Since I liked those Tifosis so much, I was eager to try one of their newest models, the Davos. This pair of shades is great for all around wear when I don’t need my readers. And they offer plenty of bling for when that’s wanted on or off the bike.
There are two models of Davos, with and without the Crystal frames ($79.95 and $69.95 respectively). Both come with two spare lenses for changing the tint. And, the Smoke Fototec lens is available in the Race Red Davos (the Fototec lens changes its tint as the lighting conditions change).
The Davos are designed for full coverage with what they call shield lenses optimized for endurance sports like biking and running. All Tifosis boast their Grilamid TR-90 frames, which are made of a “homopolyamide nylon characterized by an extremely high alternative bending strength, low density, and high resistance to chemical and UV damage.”
You also get hydrophilic rubber ear and nose pieces for no slipping. And, adjustable ear and nose pieces for a customizable, comfortable fit. While the vented lenses improve air circulation to prevent fogging. They come with a sturdy zip case and handy bag that doubles as a lens cleaner.
Ride total: 9,143
Robert Brandenburg says
I have the Tifosi polarized and fototec model and have used them for two years. Very happy with the lenses and frames.
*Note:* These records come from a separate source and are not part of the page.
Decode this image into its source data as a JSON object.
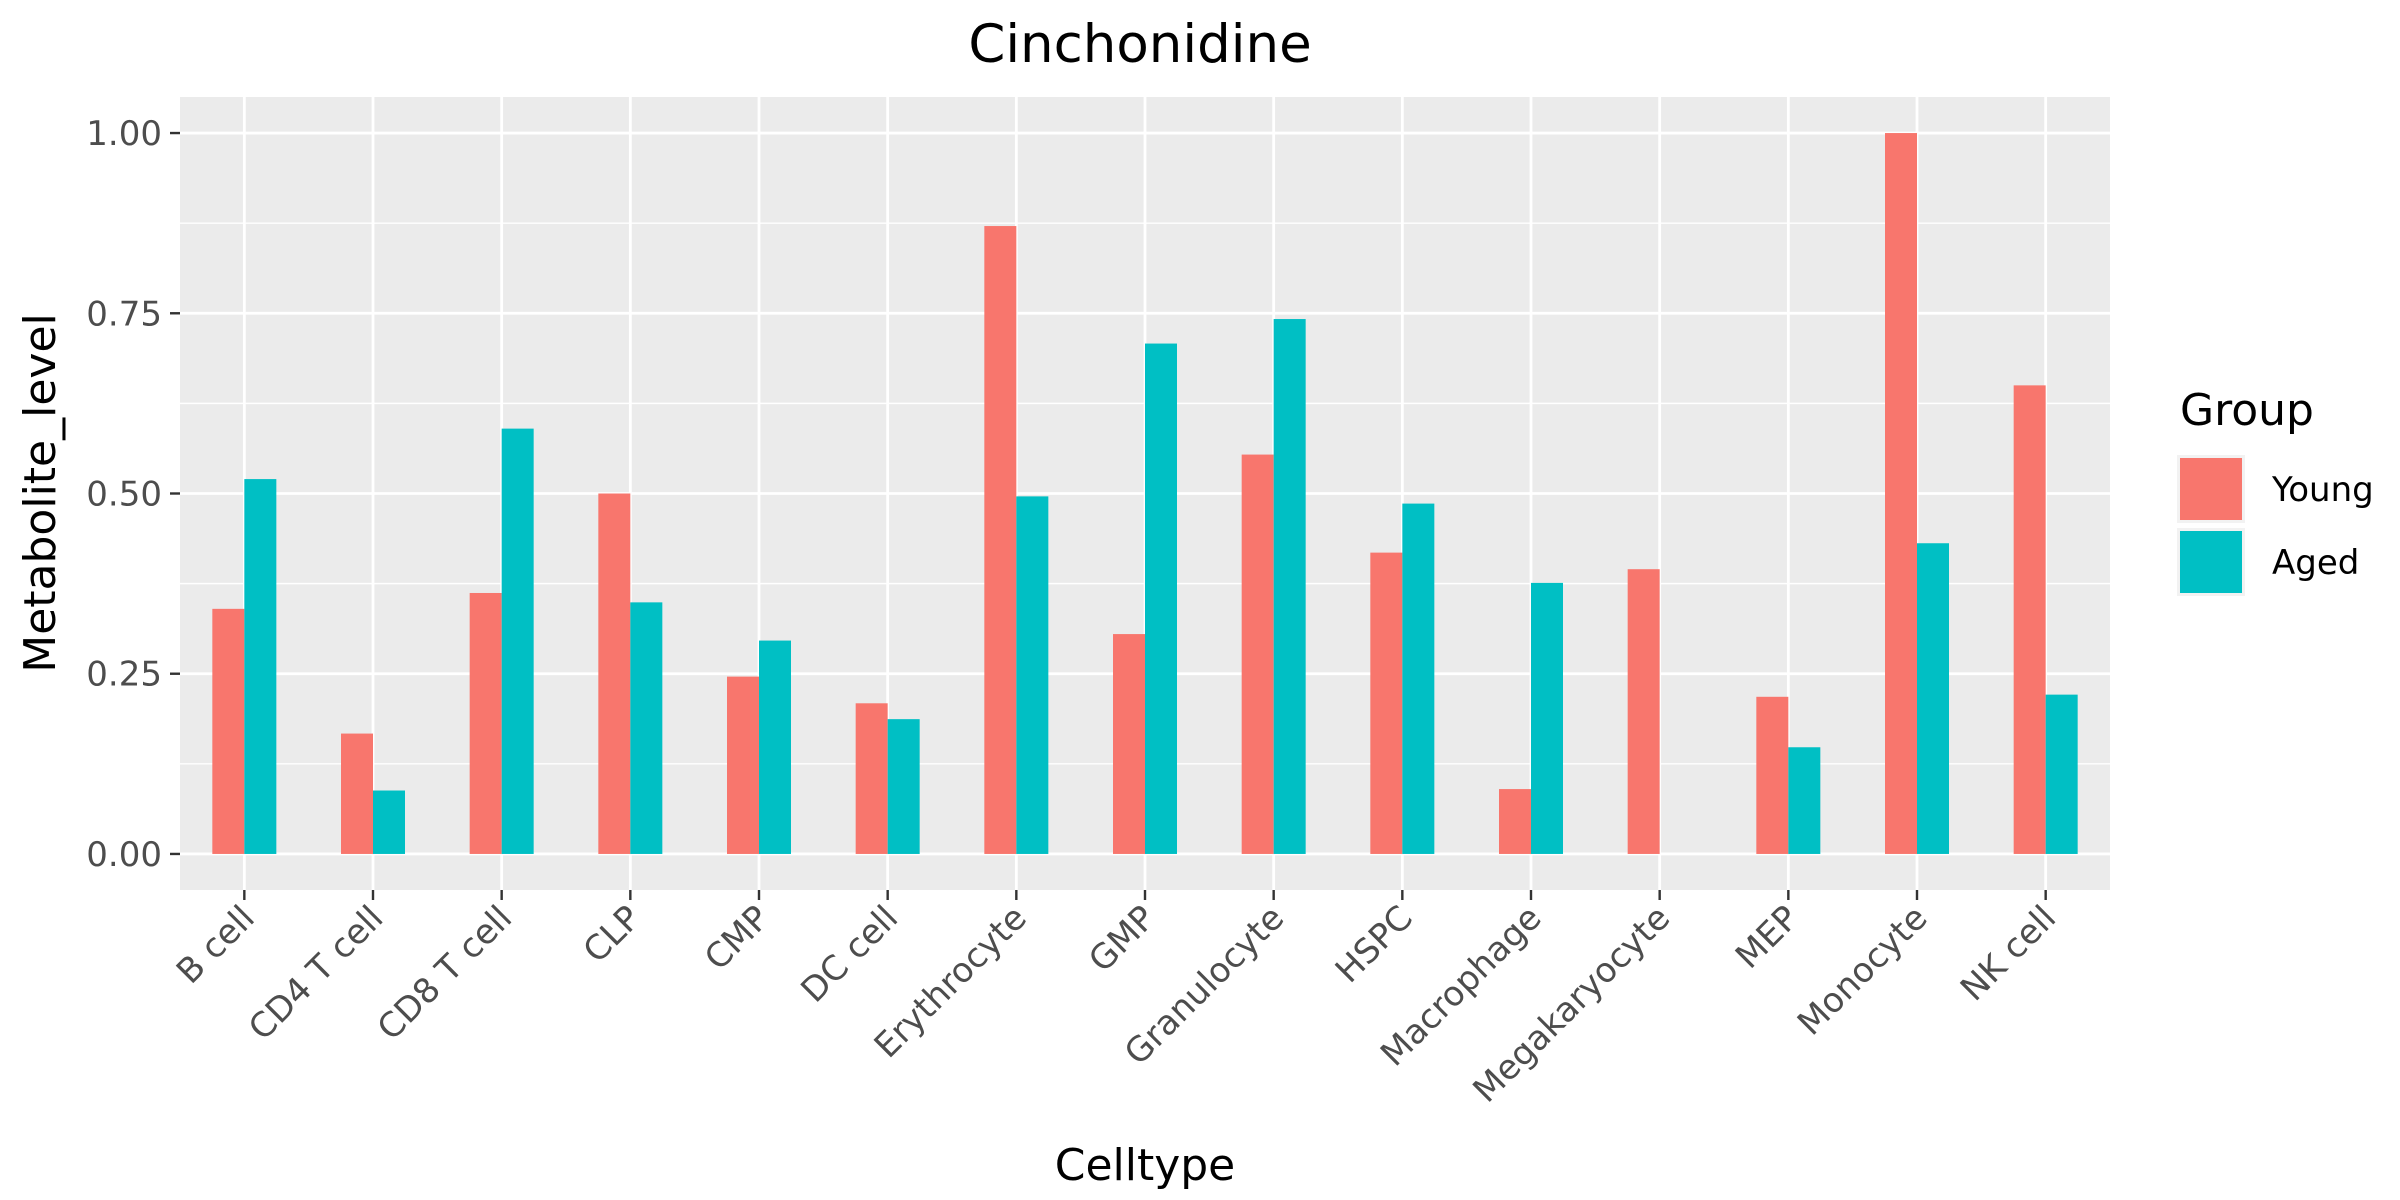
{
  "chart_data": {
    "type": "bar",
    "title": "Cinchonidine",
    "xlabel": "Celltype",
    "ylabel": "Metabolite_level",
    "ylim": [
      -0.05,
      1.05
    ],
    "yticks": [
      0,
      0.25,
      0.5,
      0.75,
      1.0
    ],
    "ytick_labels": [
      "0.00",
      "0.25",
      "0.50",
      "0.75",
      "1.00"
    ],
    "grid": true,
    "legend": {
      "title": "Group",
      "position": "right"
    },
    "categories": [
      "B cell",
      "CD4 T cell",
      "CD8 T cell",
      "CLP",
      "CMP",
      "DC cell",
      "Erythrocyte",
      "GMP",
      "Granulocyte",
      "HSPC",
      "Macrophage",
      "Megakaryocyte",
      "MEP",
      "Monocyte",
      "NK cell"
    ],
    "series": [
      {
        "name": "Young",
        "color": "#F8766D",
        "values": [
          0.34,
          0.167,
          0.362,
          0.5,
          0.246,
          0.209,
          0.871,
          0.305,
          0.554,
          0.418,
          0.09,
          0.395,
          0.218,
          1.0,
          0.65
        ]
      },
      {
        "name": "Aged",
        "color": "#00BFC4",
        "values": [
          0.52,
          0.088,
          0.59,
          0.349,
          0.296,
          0.187,
          0.496,
          0.708,
          0.742,
          0.486,
          0.376,
          0.0,
          0.148,
          0.431,
          0.221
        ]
      }
    ]
  }
}
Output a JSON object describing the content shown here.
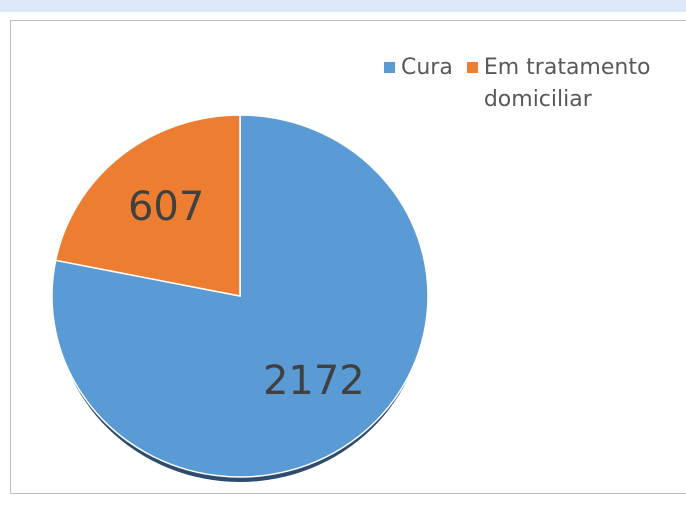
{
  "chart_data": {
    "type": "pie",
    "categories": [
      "Cura",
      "Em tratamento domiciliar"
    ],
    "values": [
      2172,
      607
    ],
    "colors": [
      "#5b9bd5",
      "#ed7d31"
    ],
    "legend": "top-right"
  }
}
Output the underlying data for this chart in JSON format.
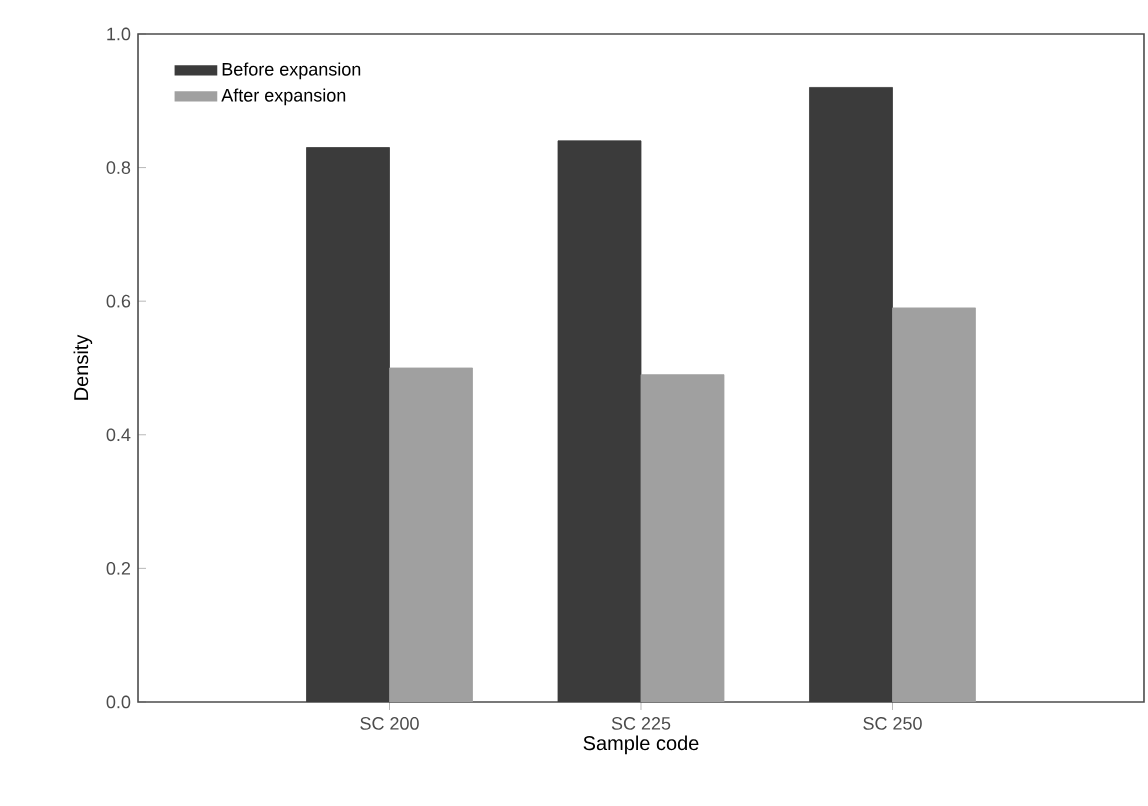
{
  "chart_data": {
    "type": "bar",
    "xlabel": "Sample code",
    "ylabel": "Density",
    "categories": [
      "SC 200",
      "SC 225",
      "SC 250"
    ],
    "series": [
      {
        "name": "Before expansion",
        "color": "#3b3b3b",
        "values": [
          0.83,
          0.84,
          0.92
        ]
      },
      {
        "name": "After expansion",
        "color": "#a0a0a0",
        "values": [
          0.5,
          0.49,
          0.59
        ]
      }
    ],
    "ylim": [
      0,
      1.0
    ],
    "yticks": [
      {
        "value": 0,
        "label": "0.0"
      },
      0.2,
      0.4,
      0.6,
      0.8,
      {
        "value": 1,
        "label": "1.0"
      }
    ],
    "legend": "top left",
    "grid": false
  }
}
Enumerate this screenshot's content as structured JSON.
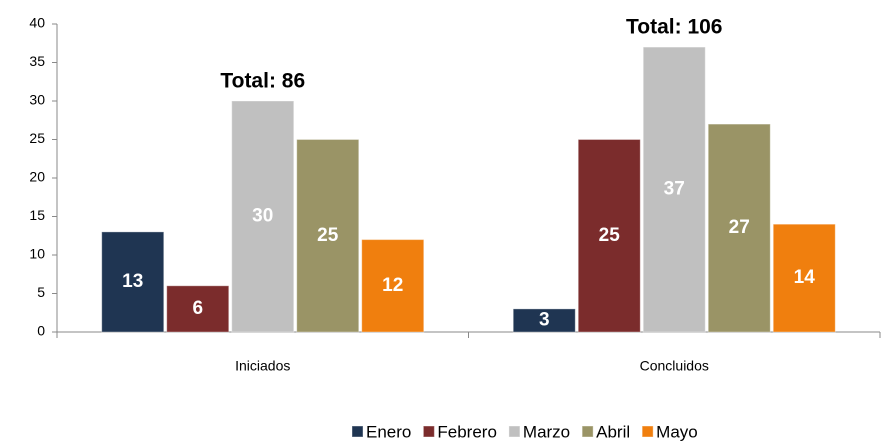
{
  "chart_data": {
    "type": "bar",
    "categories": [
      "Iniciados",
      "Concluidos"
    ],
    "series": [
      {
        "name": "Enero",
        "color": "#1f3552",
        "values": [
          13,
          3
        ]
      },
      {
        "name": "Febrero",
        "color": "#7b2c2c",
        "values": [
          6,
          25
        ]
      },
      {
        "name": "Marzo",
        "color": "#c0c0c0",
        "values": [
          30,
          37
        ]
      },
      {
        "name": "Abril",
        "color": "#9a9466",
        "values": [
          25,
          27
        ]
      },
      {
        "name": "Mayo",
        "color": "#f07f0e",
        "values": [
          12,
          14
        ]
      }
    ],
    "annotations": [
      "Total: 86",
      "Total: 106"
    ],
    "ylim": [
      0,
      40
    ],
    "yticks": [
      0,
      5,
      10,
      15,
      20,
      25,
      30,
      35,
      40
    ],
    "grid": false,
    "legend": "bottom"
  }
}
However, I that the design does not do a good job of preventing fogging. When riding in high humidity conditions and low temps, the lenses cloud sufficiently at stop lights, that I must reach up and back them away from my face. Once rolling, they clear quickly and I can push them back up on my nose.
Larry Best says
These Tifosi glasses look great, & I’m sure they are if you have $80 to spend. I do, but I’d rather not spend that sum on sunglasses. For many years I’ve purchased my cycling glasses from Home Depot. You can find them in the tool dept. as safety glasses. They come in many different shades, i.e. gray, red, yellow, clear, etc. They look like cycling glasses, they’re comfortable & they cost about $8-9.00.
Where cycling is concerned I didn’t just fall off the turnip truck and yes, I know full well the all importance of having the “right look” & how important ego stroking can be. The reality for me is the things I buy are costly where they need to be, & inexpensive when they’ll function just as well.